Thank you for your question. To answer and therefore provide a possible solution, I would like to "tweak" your thought process on what sounds like an isolated assessment (although still viable). In other words, what you mentioned in your question are body parts as opposed to movement successes/faults. To resolve his ITB problem, it is critical to know how your client deals with the natural forces of life movement (gravity, ground reaction forces, momentum, etc.), especially while running seeing as running is most likely the more intense activity (compared to what is mentioned).
- Video tape his running mechanics and search for GROSS abnormalities. If this isn't a skill of yours, still video tape and search for someone that can analyze the video to search for the CAUSE - or at least give a clue to the cause. After this global assessment, perform a balance reach test to test his hips ability to move and transform (functional strength) through all planes of motion. If you are unfamiliar with these assessments, contact Functional Design Systems (www.functionaldesign.com) and order their Total Body Functional Profile book. This book will give hundreds of different assessments.
- Omit his traditional exercises and replace them with exercises that are total body so the entire "chain" is stimulated as opposed to "parts"(see the PTontheNET.com Exercise & Flexibility Library for total body exercises). His occupation requires him to sit and use parts of his body repetitively - why go to the gym and sit and over stress the body in the same manner? In fact, if he were to properly stretch after a long day of sitting and train his body correctly (not on machines), his ITB probably will feel a lot better.
- You may need isolated tissue work to the hip-knee-ankle/foot region, depending on the outcome of your functional assessment. For that, I would recommend an ART Practitioner (www.activerelease.com). Just click onto provider and look up your area.

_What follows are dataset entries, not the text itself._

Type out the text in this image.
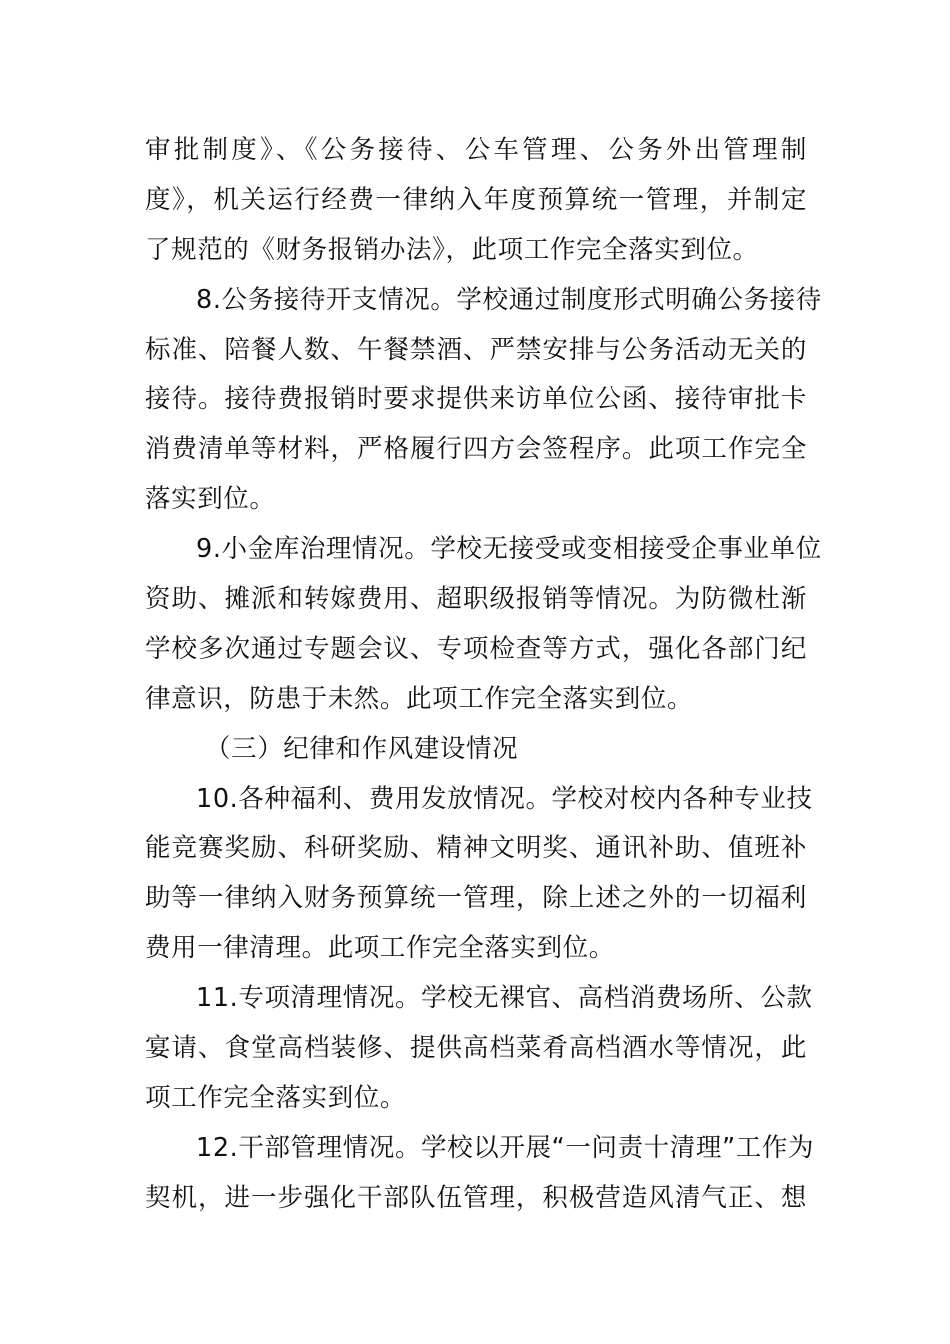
审批制度》、《公务接待、公车管理、公务外出管理制
度》，机关运行经费一律纳入年度预算统一管理，并制定
了规范的《财务报销办法》，此项工作完全落实到位。
8.公务接待开支情况。学校通过制度形式明确公务接待
标准、陪餐人数、午餐禁酒、严禁安排与公务活动无关的
接待。接待费报销时要求提供来访单位公函、接待审批卡
消费清单等材料，严格履行四方会签程序。此项工作完全
落实到位。
9.小金库治理情况。学校无接受或变相接受企事业单位
资助、摊派和转嫁费用、超职级报销等情况。为防微杜渐
学校多次通过专题会议、专项检查等方式，强化各部门纪
律意识，防患于未然。此项工作完全落实到位。
（三）纪律和作风建设情况
10.各种福利、费用发放情况。学校对校内各种专业技
能竞赛奖励、科研奖励、精神文明奖、通讯补助、值班补
助等一律纳入财务预算统一管理，除上述之外的一切福利
费用一律清理。此项工作完全落实到位。
11.专项清理情况。学校无裸官、高档消费场所、公款
宴请、食堂高档装修、提供高档菜肴高档酒水等情况，此
项工作完全落实到位。
12.干部管理情况。学校以开展“一问责十清理”工作为
契机，进一步强化干部队伍管理，积极营造风清气正、想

The ITB and TFL provide stability to the knee. The ITB is fascial and can become adhered to the vastus lateralis. Problems with the ITB can cause lateral knee pain, chronic fixation of the fibula and clicking or locking of the knee due to malposition of the lateral meniscus or fixation of the fibula. In addition, the ITB lies on the vastus lateralis and, in some cases, must SLIDE over it. An adhesion between the two causes problems with the actions of both structures. The solution is to trap the ITB with proximal tension (ART technique) and move the vastus lateralis distally.
Keep in mind, before you use our third recommendation, assess and re-test so you know you're on the right track. Everybody is different, although it may sound like the same complaint.